Teachers Getting Fired...

Rhode Island's continued controversy. A pretty good overview. 

I agree that mass firings are not necessarily productive. They also have the risk of backfiring and damaging the credibility of good ideas (teacher accountability, tenure-reform), should the turn-around not be as quick as public opinion would like (again, this is what I suspect is happening with some of the ideas Ravitch is going back against). The truth is, however, that the plan to hire back 50% of the teachers at a school like Central Falls is, more than likely, too generous (I say this per the corporate-inspired logic that many of these style reforms are based upon). There is rarely a 1 to 1 ratio of good to bad teachers in failing schools such as this, at least not as any private company would evaluate "good" and "bad" in terms of the performance of their employees.

But that, perhaps, is just the point. We're not in a private sector situation here, and while I, personally, support the influx of more market force into education to some degree, the reality is that in a community collaborative and contracted process such as public education, the system has failed these teachers just as much as the teachers have failed the system.

In a private sector situation, this wouldn't really matter. The company needs to mind its bottom line and has the power and the moral right to lay off employees at whatever rate necessary, regardless if the company has found itself in this situation in part because of its own mismanagement. Company A has underperforming employees and massive benefit responsibilities, so Company A lays off the bad employees, takes the severance package hit, then hires back better trained and higher performing employees and eventually returns to profitability.

In education, however, we run into a different situation, because (ideas of commonwealth and community contract aside) the simple fact is that the same system that installed and failed to train these underperforming teachers into schools like Central Falls is the one that has taught and trained the teachers that will replace them.

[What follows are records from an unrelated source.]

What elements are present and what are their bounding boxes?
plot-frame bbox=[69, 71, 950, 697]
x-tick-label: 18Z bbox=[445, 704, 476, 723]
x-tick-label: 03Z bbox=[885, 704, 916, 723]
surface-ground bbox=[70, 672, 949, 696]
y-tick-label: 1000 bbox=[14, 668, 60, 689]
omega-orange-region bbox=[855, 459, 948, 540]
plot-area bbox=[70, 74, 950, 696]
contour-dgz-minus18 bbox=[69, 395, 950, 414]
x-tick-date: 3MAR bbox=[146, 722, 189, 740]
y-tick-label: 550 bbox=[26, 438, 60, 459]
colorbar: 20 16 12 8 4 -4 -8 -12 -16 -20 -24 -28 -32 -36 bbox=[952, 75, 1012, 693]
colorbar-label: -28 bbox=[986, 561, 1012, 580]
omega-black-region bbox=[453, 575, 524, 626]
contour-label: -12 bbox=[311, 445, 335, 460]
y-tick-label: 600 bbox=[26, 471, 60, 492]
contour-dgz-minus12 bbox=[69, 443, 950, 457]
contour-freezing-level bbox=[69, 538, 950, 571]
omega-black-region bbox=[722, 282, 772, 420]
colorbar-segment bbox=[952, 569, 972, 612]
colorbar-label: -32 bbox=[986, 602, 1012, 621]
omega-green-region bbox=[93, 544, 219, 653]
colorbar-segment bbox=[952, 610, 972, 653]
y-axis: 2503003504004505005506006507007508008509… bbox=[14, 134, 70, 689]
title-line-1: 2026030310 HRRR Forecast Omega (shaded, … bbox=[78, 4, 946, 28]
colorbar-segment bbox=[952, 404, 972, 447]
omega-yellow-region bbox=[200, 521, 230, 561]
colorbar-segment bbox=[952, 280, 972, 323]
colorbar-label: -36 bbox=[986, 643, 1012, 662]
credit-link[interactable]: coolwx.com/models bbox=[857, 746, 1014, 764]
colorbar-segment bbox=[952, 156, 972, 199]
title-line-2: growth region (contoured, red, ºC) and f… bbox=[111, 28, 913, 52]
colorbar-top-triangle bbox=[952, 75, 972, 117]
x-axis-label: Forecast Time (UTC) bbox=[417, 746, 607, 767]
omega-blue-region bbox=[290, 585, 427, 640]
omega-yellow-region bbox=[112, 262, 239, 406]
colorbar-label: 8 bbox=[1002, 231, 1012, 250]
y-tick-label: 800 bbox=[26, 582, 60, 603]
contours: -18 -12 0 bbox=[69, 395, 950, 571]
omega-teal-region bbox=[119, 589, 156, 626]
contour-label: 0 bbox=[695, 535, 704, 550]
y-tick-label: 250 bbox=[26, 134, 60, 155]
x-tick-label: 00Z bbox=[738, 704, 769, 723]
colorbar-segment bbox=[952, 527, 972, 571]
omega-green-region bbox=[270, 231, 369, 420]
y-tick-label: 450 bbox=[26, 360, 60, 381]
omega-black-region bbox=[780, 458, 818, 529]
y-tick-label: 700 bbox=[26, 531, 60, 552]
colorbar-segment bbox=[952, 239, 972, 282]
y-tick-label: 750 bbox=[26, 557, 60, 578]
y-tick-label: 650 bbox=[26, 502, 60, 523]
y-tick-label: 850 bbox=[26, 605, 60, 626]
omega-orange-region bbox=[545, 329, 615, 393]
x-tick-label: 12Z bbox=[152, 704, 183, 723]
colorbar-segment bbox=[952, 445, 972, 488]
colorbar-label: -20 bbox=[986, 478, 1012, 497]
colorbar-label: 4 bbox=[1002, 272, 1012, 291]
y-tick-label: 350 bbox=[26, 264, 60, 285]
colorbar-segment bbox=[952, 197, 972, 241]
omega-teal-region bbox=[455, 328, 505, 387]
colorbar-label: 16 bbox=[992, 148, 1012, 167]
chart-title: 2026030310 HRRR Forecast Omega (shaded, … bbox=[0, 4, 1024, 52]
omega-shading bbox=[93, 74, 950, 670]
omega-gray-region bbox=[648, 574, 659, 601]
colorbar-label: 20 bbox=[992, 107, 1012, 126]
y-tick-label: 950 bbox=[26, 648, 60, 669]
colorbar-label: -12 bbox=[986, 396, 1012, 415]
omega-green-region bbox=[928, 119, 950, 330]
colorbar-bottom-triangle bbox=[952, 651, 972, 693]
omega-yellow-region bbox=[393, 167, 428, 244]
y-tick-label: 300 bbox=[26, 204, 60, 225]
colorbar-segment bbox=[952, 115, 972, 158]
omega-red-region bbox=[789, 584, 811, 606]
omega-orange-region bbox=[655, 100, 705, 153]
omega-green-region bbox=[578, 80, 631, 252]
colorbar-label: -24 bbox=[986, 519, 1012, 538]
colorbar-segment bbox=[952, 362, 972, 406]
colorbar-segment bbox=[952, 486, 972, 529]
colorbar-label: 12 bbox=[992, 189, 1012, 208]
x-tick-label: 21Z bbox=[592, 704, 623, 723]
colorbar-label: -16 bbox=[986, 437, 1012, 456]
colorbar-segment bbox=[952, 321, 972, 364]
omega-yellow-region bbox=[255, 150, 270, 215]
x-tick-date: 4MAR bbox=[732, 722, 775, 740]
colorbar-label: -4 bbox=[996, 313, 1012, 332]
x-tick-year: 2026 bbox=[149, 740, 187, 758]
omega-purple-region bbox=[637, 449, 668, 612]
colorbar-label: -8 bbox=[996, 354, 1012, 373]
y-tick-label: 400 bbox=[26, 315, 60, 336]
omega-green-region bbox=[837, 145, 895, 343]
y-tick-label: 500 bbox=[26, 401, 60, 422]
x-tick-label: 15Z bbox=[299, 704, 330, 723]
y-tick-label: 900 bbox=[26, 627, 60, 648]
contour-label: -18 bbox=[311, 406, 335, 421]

The teacher market is simply not that dynamic. Especially when it comes to the top-notch-teachers-of-severely-disadvantaged-students market. New blood may give the feeling of a new start, but unless the system dramatically reassesses its end of the bargain it will be, after some perhaps modest improvements, back to the same old thing.

On that note, I enjoyed this comment: “Actually preparing teachers to work in high-needs schools is a bold move, but it’s something we often don’t do." This from Barnett Berry, the head of a North Carolina think tank called the Center for Teaching Quality. I won't pick on Mr. Berry for this, but just end with this comment: Bold? A bold move? It is a sad state of affairs when bold action for the leaders of our public education sector would look like Management 101 in any business course in any college nation wide.